Barney Frank's 2010 LaRouche Nemesis Is Still Around

Rachel Brown is running for Frank's seat again, but doesn't have him to kick around anymore.

EASTON, Mass. — Rachel Brown, the Lyndon Larouche follower who famously sparred with Rep. Barney Frank during the 2010 election, is back again. She's running for Frank's seat for a second time, now that he is retiring. Brown participated in a candidates' debate for Massachusetts' 4th congressional district on Tuesday, where she's competing for the Democratic nomination in an upcoming primary against two candidates (including frontrunner Joe Kennedy III).

Brown brought a coterie of followers to the event, who sang anti-Obama carols and handed out LaRouche literature. They had posters with an image of Barack Obama with Adolf Hitler's mustache, like the one Brown brandished at Frank in 2010.

Asked how she felt about no longer having Barney Frank as an opponent, Brown paused for a few beats and said, carefully, "I'm glad because I see it as an opportunity to put what I see as the correct policies in place."

In 2010, Brown confronted Frank at a town hall meeting with a question about "Nazi" health care reform, provoking a legendary outburst.

"On what planet do you spend most of your time? Ma'am, trying to having a conversation with you would be like trying to argue with a dining room table, I have no interest in doing it," he said.

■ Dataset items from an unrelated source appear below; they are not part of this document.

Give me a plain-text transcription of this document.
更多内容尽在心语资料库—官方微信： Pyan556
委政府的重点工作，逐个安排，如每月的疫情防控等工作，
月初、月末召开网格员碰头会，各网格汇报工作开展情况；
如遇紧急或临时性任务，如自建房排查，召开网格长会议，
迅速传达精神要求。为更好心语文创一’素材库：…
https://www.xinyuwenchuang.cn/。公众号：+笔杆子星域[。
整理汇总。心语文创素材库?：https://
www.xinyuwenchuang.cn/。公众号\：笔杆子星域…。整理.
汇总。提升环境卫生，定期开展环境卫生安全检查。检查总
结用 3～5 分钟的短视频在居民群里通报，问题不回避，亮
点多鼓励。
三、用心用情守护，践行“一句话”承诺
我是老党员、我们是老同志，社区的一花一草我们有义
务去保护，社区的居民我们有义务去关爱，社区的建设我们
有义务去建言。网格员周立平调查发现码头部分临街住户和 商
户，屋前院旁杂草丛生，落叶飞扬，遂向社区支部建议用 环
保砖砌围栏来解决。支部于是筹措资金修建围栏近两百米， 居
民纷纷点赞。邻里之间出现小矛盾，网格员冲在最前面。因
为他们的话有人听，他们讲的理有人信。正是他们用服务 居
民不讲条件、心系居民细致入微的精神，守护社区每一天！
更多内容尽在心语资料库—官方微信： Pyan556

Brown's policy interests are heavily weighted towards space exploration and the restoration of Glass-Steagall, to the exclusion of almost anything else. During the debate, Brown answered a question about campaign finance reform by praising the recent success of Mars Curiosity: "I do think there is something very interesting that happened last weekend, with this landing on Mars," she said.

Brown's campaign manager, Jennifer Kreingold, said that in retrospect, Brown's 2010 flap with Frank was a boon for her.

"It was good in the sense that she was telling the truth," Kreingold said, calling the Affordable Care Act a "fascist policy."

But the team is realistic about its chances of winning the district.

"We're not concentrating so much on counting votes," Kreingold said.